河北新報読書面「東北の本棚」に、「二・二六事件 引き裂かれた刻を越えて」の書評が載りました。
拙著「二・二六事件 引き裂かれた刻を越えて 青年将校・対馬勝雄と妹たま」の書評が、2月6日の河北新報読書面「東北の本棚」に載りました。朝刊をお取りの方はどうぞめくってみてください。
二・二六事件で蹶起将校らが掲げた訴えの一つが「東北の農村を救え」でした。昭和の大凶作、極貧に喘ぐ小作農、娘身売りと絶望的な村争議。古里への重い憂いを背負い満州へ出征した息子たち。そんな当事者の立場にあった津軽出身の青年将校を追って、東北から「二・二六事件とは何だったのか」を掘り出そうとしたのが本書です。

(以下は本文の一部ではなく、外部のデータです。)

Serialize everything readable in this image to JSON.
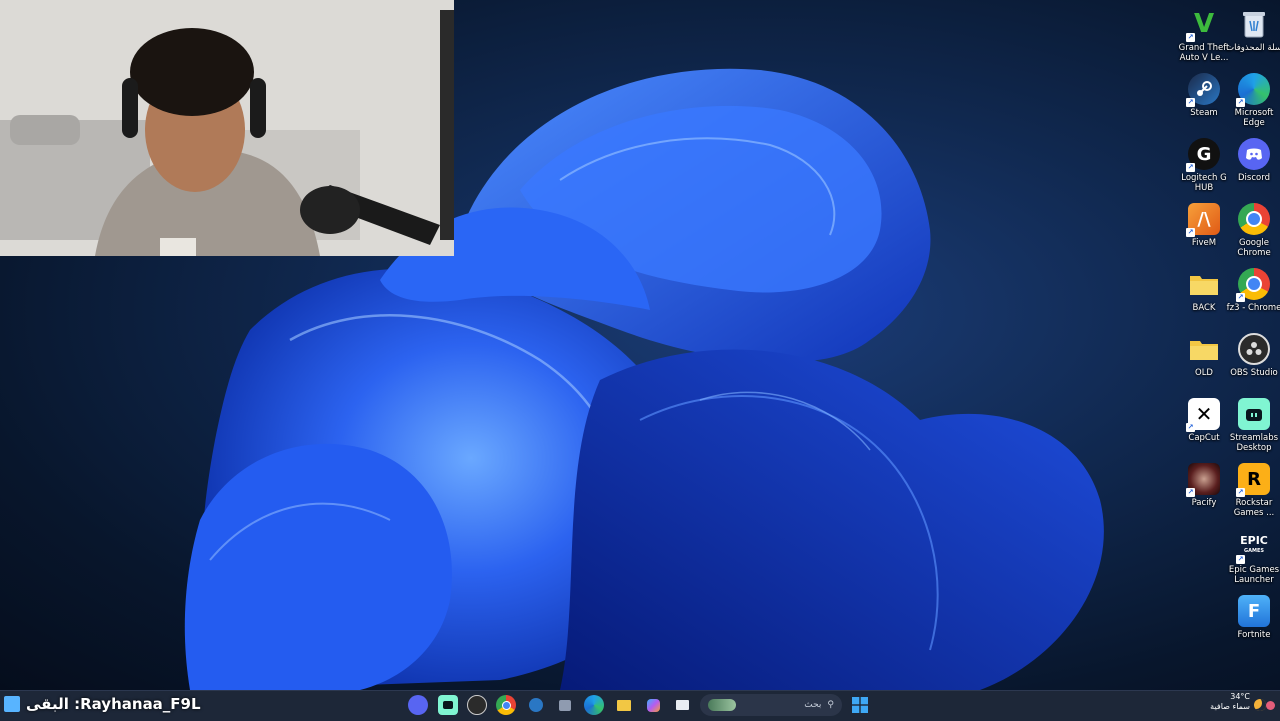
{
  "overlay": {
    "text": "البقى :Rayhanaa_F9L"
  },
  "desktop_icons": [
    {
      "label": "سلة المحذوفات",
      "icon": "recycle-bin-icon"
    },
    {
      "label": "Grand Theft Auto V Le...",
      "icon": "gta-v-icon"
    },
    {
      "label": "Microsoft Edge",
      "icon": "edge-icon"
    },
    {
      "label": "Steam",
      "icon": "steam-icon"
    },
    {
      "label": "Discord",
      "icon": "discord-icon"
    },
    {
      "label": "Logitech G HUB",
      "icon": "logitech-icon"
    },
    {
      "label": "Google Chrome",
      "icon": "chrome-icon"
    },
    {
      "label": "FiveM",
      "icon": "fivem-icon"
    },
    {
      "label": "fz3 - Chrome",
      "icon": "chrome-profile-icon"
    },
    {
      "label": "BACK",
      "icon": "folder-icon"
    },
    {
      "label": "OBS Studio",
      "icon": "obs-icon"
    },
    {
      "label": "OLD",
      "icon": "folder-icon"
    },
    {
      "label": "Streamlabs Desktop",
      "icon": "streamlabs-icon"
    },
    {
      "label": "CapCut",
      "icon": "capcut-icon"
    },
    {
      "label": "Rockstar Games ...",
      "icon": "rockstar-icon"
    },
    {
      "label": "Pacify",
      "icon": "pacify-icon"
    },
    {
      "label": "Epic Games Launcher",
      "icon": "epic-games-icon"
    },
    {
      "label": "Fortnite",
      "icon": "fortnite-icon"
    }
  ],
  "taskbar": {
    "search_placeholder": "بحث",
    "apps": [
      "discord-icon",
      "streamlabs-icon",
      "obs-icon",
      "chrome-icon",
      "steam-icon",
      "store-icon",
      "edge-icon",
      "file-explorer-icon",
      "copilot-icon",
      "app-window-icon"
    ]
  },
  "weather": {
    "temp": "34°C",
    "condition": "سماء صافية"
  },
  "colors": {
    "accent": "#2a6dfb",
    "taskbar": "#1d2738"
  }
}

でも、彼は国家改造に全てを燃やす革命家ではなく、家族をふくめ、不条理に苦しむ人びとへの純粋すぎる愛情に身悶えする田舎の青年であり、最後の日々、彼はその優しい素顔に戻っていきます。それを伝えたのが、「兄の真実を」と彼の妹が人生を懸けて語った貴重な証言でした。宮沢賢治と同時代の東北を生きた、ある家族の物語として読み始めていただけたら。